AVAILABILITY OF EFFECTIVE TREATMENT OPTIONS
Level: No availability: Effective treatments not currently available in the US (or have not been developed)
No specific treatments exist for SVDV infection. The disease is typically mild and self-limiting—affected pigs recover without intervention. Management focuses on preventing introduction (biosecurity) and eliminating infection when detected (stamping out or test-and-removal).
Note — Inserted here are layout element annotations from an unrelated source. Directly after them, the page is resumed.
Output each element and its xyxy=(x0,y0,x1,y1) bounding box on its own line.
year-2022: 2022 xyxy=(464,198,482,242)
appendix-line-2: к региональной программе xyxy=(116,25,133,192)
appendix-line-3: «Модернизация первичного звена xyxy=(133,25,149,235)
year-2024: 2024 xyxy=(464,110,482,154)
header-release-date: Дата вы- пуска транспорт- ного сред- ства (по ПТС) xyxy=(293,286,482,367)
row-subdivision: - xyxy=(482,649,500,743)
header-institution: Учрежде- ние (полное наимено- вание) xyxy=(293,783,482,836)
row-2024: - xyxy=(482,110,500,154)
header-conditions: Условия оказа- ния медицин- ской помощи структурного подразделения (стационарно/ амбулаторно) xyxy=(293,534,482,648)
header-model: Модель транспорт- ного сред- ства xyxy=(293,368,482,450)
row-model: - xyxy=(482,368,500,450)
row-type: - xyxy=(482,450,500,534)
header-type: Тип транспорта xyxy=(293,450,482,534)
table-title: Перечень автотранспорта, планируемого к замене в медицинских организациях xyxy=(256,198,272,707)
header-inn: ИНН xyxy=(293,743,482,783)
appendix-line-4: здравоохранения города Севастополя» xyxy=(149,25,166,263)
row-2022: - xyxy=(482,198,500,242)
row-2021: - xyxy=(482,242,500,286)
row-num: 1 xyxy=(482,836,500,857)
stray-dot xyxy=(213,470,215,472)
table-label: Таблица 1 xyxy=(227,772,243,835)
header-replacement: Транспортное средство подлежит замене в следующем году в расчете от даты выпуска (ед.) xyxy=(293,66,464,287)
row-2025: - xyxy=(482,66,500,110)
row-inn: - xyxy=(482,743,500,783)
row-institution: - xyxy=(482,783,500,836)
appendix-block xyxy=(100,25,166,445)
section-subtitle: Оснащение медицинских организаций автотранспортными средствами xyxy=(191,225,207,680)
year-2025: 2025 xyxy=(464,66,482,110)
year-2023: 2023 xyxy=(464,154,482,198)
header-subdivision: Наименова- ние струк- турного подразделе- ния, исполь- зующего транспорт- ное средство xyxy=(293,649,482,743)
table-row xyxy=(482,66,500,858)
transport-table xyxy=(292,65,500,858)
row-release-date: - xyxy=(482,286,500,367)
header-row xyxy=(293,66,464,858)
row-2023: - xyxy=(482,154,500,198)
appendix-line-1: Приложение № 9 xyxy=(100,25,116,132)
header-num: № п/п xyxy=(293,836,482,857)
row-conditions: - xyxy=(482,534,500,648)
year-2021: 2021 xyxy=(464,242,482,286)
No antiviral drugs are available or needed given the limited clinical impact.
AVAILABILITY OF EFFECTIVE VACCINES OR BACTERINS
Level: No availability: Effective vaccines not currently available in the US (or have not been developed)
The chapter states: "No SVDV vaccine is commercially available and vaccination of pigs in the field has not been undertaken." Experimental vaccines have been described, including inactivated virus vaccines, combination vaccines with FMDV, and subunit vaccines, and these "reportedly induced strong SVDV antibody responses." However, no commercial product has been developed because: (1) clinical disease is mild with limited production impact; (2) the disease has been eliminated from most previously affected countries through stamping out; (3) vaccination would complicate serological surveillance for disease freedom.
FEASIBILITY OF ERADICATING THE DISEASE FROM THE US
Level: Highly likely: Can be eradicated using existing tools and knowledge
SVDV has never been detected in the United States. Europe successfully eliminated SVDV through: stamping out of infected herds; thorough cleaning and disinfection; serological surveillance to detect subclinical infections; and control of swill feeding. The chapter notes that "elimination of SVDV by partial depopulation is feasible"—a test-and-removal procedure with removal of seropositive animals followed by disinfection was successful in the Netherlands. This approach works because "transmission of SVDV is limited from subclinically infected pigs" even though transmission is rapid during clinical infection. Key control measures include: banning swill feeding (critical given virus survival in meat products); proper cleaning and disinfection of transport vehicles; movement restrictions; and serological surveillance. If SVDV were introduced to the US, eradication would be achievable using established European protocols, though the virus's exceptional environmental stability and resistance to many disinfectants (only sodium hydroxide 1% is reliably effective) require careful attention to decontamination procedures.